Forde et al. used exploratory propensity score weighted analysis to simulate the effect of randomized controlled trials, and adjusted the baseline demographics and disease characteristics among different study populations to reduce the confounding effect of these factors, making the results of CheckMate 816 [1] and CheckMate 77T [8] more comparable. The median follow-up time was 29.5 months (CheckMate 816) and 33.3 months (CheckMate 77T), respectively, providing ample follow-up time to observe EFS and other key efficacy measures.

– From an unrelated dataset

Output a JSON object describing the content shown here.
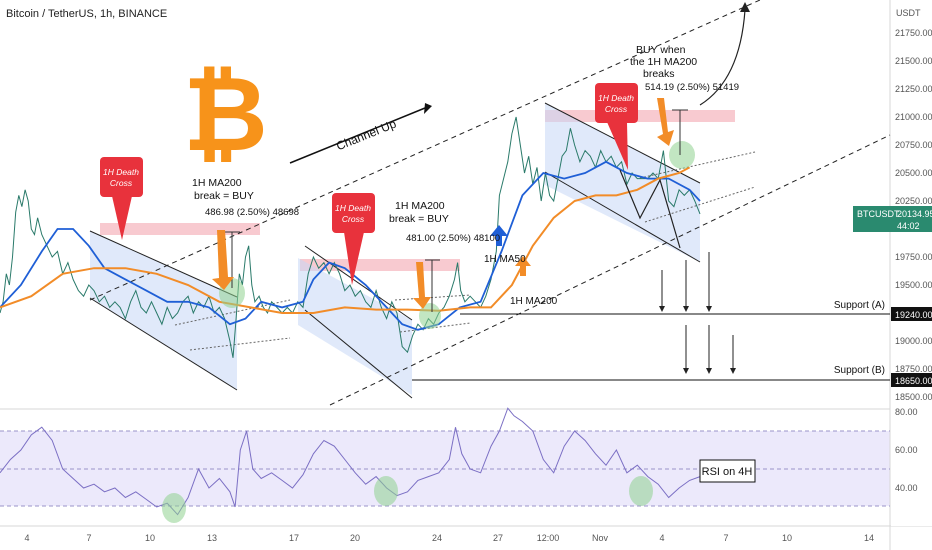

In the weighted analysis, the HR of EFS was 0.61 (95% CI, 0.39 to 0.97), suggesting a 39% lower risk of recurrence or death in the perioperative nabuliumab combined chemotherapy group (CheckMate 77T mode) compared with the neoadjuvant nabuliumab combined chemotherapy group (CheckMate 816). The perioperative nebuliuzumab plus chemotherapy group showed a modest benefit in all patients at baseline stage, and the effect was more pronounced in patients with less than 1% tumor PD-L1 expression (49% reduction in risk of recurrence or death). In addition, for patients who failed to achieve pCR, the perioperative nabuliumab combined chemotherapy group showed a greater benefit of EFS (35% reduction in risk of recurrence or death) than the neoadjuvant nabuliumab combined chemotherapy group. These results suggest that the perioperative immunotherapy model is more beneficial than the neoadjuvant immunotherapy model alone, especially in patients with low PD-L1 expression and tumor remnants after initial treatment.

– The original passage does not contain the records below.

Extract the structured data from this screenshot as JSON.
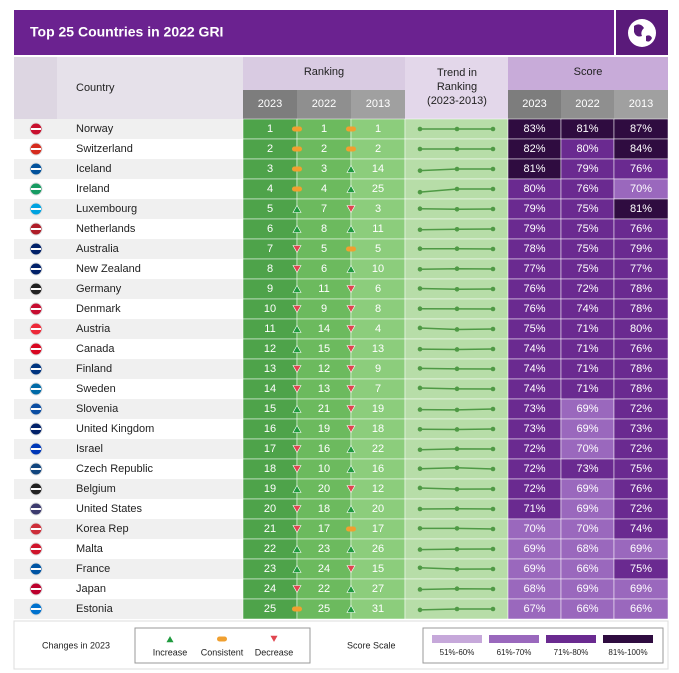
{
  "header": {
    "title": "Top 25 Countries in 2022 GRI"
  },
  "table": {
    "columns": {
      "country": "Country",
      "ranking": "Ranking",
      "trend": [
        "Trend in",
        "Ranking",
        "(2023-2013)"
      ],
      "score": "Score",
      "years": [
        "2023",
        "2022",
        "2013"
      ]
    },
    "rows": [
      {
        "country": "Norway",
        "ranking": [
          1,
          1,
          1
        ],
        "changes": [
          "Consistent",
          "Consistent"
        ],
        "score": [
          "83%",
          "81%",
          "87%"
        ]
      },
      {
        "country": "Switzerland",
        "ranking": [
          2,
          2,
          2
        ],
        "changes": [
          "Consistent",
          "Consistent"
        ],
        "score": [
          "82%",
          "80%",
          "84%"
        ]
      },
      {
        "country": "Iceland",
        "ranking": [
          3,
          3,
          14
        ],
        "changes": [
          "Consistent",
          "Increase"
        ],
        "score": [
          "81%",
          "79%",
          "76%"
        ]
      },
      {
        "country": "Ireland",
        "ranking": [
          4,
          4,
          25
        ],
        "changes": [
          "Consistent",
          "Increase"
        ],
        "score": [
          "80%",
          "76%",
          "70%"
        ]
      },
      {
        "country": "Luxembourg",
        "ranking": [
          5,
          7,
          3
        ],
        "changes": [
          "Increase",
          "Decrease"
        ],
        "score": [
          "79%",
          "75%",
          "81%"
        ]
      },
      {
        "country": "Netherlands",
        "ranking": [
          6,
          8,
          11
        ],
        "changes": [
          "Increase",
          "Increase"
        ],
        "score": [
          "79%",
          "75%",
          "76%"
        ]
      },
      {
        "country": "Australia",
        "ranking": [
          7,
          5,
          5
        ],
        "changes": [
          "Decrease",
          "Consistent"
        ],
        "score": [
          "78%",
          "75%",
          "79%"
        ]
      },
      {
        "country": "New Zealand",
        "ranking": [
          8,
          6,
          10
        ],
        "changes": [
          "Decrease",
          "Increase"
        ],
        "score": [
          "77%",
          "75%",
          "77%"
        ]
      },
      {
        "country": "Germany",
        "ranking": [
          9,
          11,
          6
        ],
        "changes": [
          "Increase",
          "Decrease"
        ],
        "score": [
          "76%",
          "72%",
          "78%"
        ]
      },
      {
        "country": "Denmark",
        "ranking": [
          10,
          9,
          8
        ],
        "changes": [
          "Decrease",
          "Decrease"
        ],
        "score": [
          "76%",
          "74%",
          "78%"
        ]
      },
      {
        "country": "Austria",
        "ranking": [
          11,
          14,
          4
        ],
        "changes": [
          "Increase",
          "Decrease"
        ],
        "score": [
          "75%",
          "71%",
          "80%"
        ]
      },
      {
        "country": "Canada",
        "ranking": [
          12,
          15,
          13
        ],
        "changes": [
          "Increase",
          "Decrease"
        ],
        "score": [
          "74%",
          "71%",
          "76%"
        ]
      },
      {
        "country": "Finland",
        "ranking": [
          13,
          12,
          9
        ],
        "changes": [
          "Decrease",
          "Decrease"
        ],
        "score": [
          "74%",
          "71%",
          "78%"
        ]
      },
      {
        "country": "Sweden",
        "ranking": [
          14,
          13,
          7
        ],
        "changes": [
          "Decrease",
          "Decrease"
        ],
        "score": [
          "74%",
          "71%",
          "78%"
        ]
      },
      {
        "country": "Slovenia",
        "ranking": [
          15,
          21,
          19
        ],
        "changes": [
          "Increase",
          "Decrease"
        ],
        "score": [
          "73%",
          "69%",
          "72%"
        ]
      },
      {
        "country": "United Kingdom",
        "ranking": [
          16,
          19,
          18
        ],
        "changes": [
          "Increase",
          "Decrease"
        ],
        "score": [
          "73%",
          "69%",
          "73%"
        ]
      },
      {
        "country": "Israel",
        "ranking": [
          17,
          16,
          22
        ],
        "changes": [
          "Decrease",
          "Increase"
        ],
        "score": [
          "72%",
          "70%",
          "72%"
        ]
      },
      {
        "country": "Czech Republic",
        "ranking": [
          18,
          10,
          16
        ],
        "changes": [
          "Decrease",
          "Increase"
        ],
        "score": [
          "72%",
          "73%",
          "75%"
        ]
      },
      {
        "country": "Belgium",
        "ranking": [
          19,
          20,
          12
        ],
        "changes": [
          "Increase",
          "Decrease"
        ],
        "score": [
          "72%",
          "69%",
          "76%"
        ]
      },
      {
        "country": "United States",
        "ranking": [
          20,
          18,
          20
        ],
        "changes": [
          "Decrease",
          "Increase"
        ],
        "score": [
          "71%",
          "69%",
          "72%"
        ]
      },
      {
        "country": "Korea Rep",
        "ranking": [
          21,
          17,
          17
        ],
        "changes": [
          "Decrease",
          "Consistent"
        ],
        "score": [
          "70%",
          "70%",
          "74%"
        ]
      },
      {
        "country": "Malta",
        "ranking": [
          22,
          23,
          26
        ],
        "changes": [
          "Increase",
          "Increase"
        ],
        "score": [
          "69%",
          "68%",
          "69%"
        ]
      },
      {
        "country": "France",
        "ranking": [
          23,
          24,
          15
        ],
        "changes": [
          "Increase",
          "Decrease"
        ],
        "score": [
          "69%",
          "66%",
          "75%"
        ]
      },
      {
        "country": "Japan",
        "ranking": [
          24,
          22,
          27
        ],
        "changes": [
          "Decrease",
          "Increase"
        ],
        "score": [
          "68%",
          "69%",
          "69%"
        ]
      },
      {
        "country": "Estonia",
        "ranking": [
          25,
          25,
          31
        ],
        "changes": [
          "Consistent",
          "Increase"
        ],
        "score": [
          "67%",
          "66%",
          "66%"
        ]
      }
    ]
  },
  "legend": {
    "changes_title": "Changes in 2023",
    "changes": [
      "Increase",
      "Consistent",
      "Decrease"
    ],
    "scale_title": "Score Scale",
    "scale": [
      {
        "label": "51%-60%",
        "color": "#c6a8da"
      },
      {
        "label": "61%-70%",
        "color": "#9a68bd"
      },
      {
        "label": "71%-80%",
        "color": "#6a2a90"
      },
      {
        "label": "81%-100%",
        "color": "#2f0c40"
      }
    ]
  }
}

However, some indirect comparisons (such as meta-analyses) have shown no significant difference in survival between neoadjuvant immunotherapy and perioperative immunotherapy [18]. A meta-analysis based on individual patient data found that perioperative immunotherapy and neoadjuvant immunotherapy had similar results on EFS in both pCR and non-PCR subgroups in patients with operable early-stage NSCLC [19]. In addition, the contribution of the adjuvant immunotherapy phase, especially after patients achieve pCR, remains a controversial point in the clinic.

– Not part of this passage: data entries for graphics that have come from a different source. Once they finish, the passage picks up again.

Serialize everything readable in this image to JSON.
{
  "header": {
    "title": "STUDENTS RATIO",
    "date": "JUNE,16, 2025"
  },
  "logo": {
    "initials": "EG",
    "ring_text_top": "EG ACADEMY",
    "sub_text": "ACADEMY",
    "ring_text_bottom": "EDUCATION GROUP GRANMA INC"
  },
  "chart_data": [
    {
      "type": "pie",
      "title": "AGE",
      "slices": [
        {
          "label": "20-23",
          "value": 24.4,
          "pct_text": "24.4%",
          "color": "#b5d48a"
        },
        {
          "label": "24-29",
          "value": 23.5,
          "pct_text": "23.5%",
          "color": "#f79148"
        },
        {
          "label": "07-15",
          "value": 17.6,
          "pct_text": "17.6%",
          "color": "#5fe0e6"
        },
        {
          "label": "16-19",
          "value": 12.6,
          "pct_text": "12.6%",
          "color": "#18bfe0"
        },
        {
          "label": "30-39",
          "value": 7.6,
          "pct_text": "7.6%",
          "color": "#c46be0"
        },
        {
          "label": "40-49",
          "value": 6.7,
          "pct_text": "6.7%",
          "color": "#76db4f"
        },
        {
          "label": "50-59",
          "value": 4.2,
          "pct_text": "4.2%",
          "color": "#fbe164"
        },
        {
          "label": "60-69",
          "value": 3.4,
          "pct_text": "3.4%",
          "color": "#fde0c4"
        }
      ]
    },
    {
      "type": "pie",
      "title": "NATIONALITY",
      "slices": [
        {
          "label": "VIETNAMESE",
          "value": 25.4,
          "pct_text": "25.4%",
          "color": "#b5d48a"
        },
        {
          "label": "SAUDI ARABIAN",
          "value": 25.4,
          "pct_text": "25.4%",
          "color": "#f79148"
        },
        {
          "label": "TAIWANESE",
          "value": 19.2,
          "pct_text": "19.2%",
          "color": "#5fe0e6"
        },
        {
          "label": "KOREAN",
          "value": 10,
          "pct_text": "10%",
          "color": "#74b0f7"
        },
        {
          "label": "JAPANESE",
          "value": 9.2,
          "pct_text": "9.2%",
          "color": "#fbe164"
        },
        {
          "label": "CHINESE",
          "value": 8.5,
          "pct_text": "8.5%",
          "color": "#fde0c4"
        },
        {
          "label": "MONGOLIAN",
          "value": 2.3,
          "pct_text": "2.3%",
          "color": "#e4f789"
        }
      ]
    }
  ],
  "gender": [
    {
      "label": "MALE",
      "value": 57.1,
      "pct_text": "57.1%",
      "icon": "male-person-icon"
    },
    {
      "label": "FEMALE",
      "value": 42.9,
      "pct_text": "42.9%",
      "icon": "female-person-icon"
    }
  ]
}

Recently, the US Food and Drug Administration (FDA) Oncology Drugs Advisory Committee discussed this issue, emphasizing that the specific role of adjuvant immunotherapy is still unclear [20]. It was discussed that: (1) It is difficult to distinguish the effects of each stage of treatment: because the perioperative program consists of two phases, neoadjuvant and adjuvant, it is difficult to determine the individual contribution of each phase to the overall effect, making it difficult to determine which phase is more critical, or whether both phases need to be carried out simultaneously; (2) The possibility of overtreatment: if immunotherapy is involved in both treatment phases, it may cause patients to receive overtreatment and increase the risk of side effects; (3) Increased treatment burden: Additional treatment in the adjuvant treatment phase can lead to a higher treatment burden for patients, especially if there is uncertainty about its contribution to overall efficacy. In response to the above debate, in order to draw a clear conclusion, more rigorously designed randomized controlled trials are needed for further verification in the future.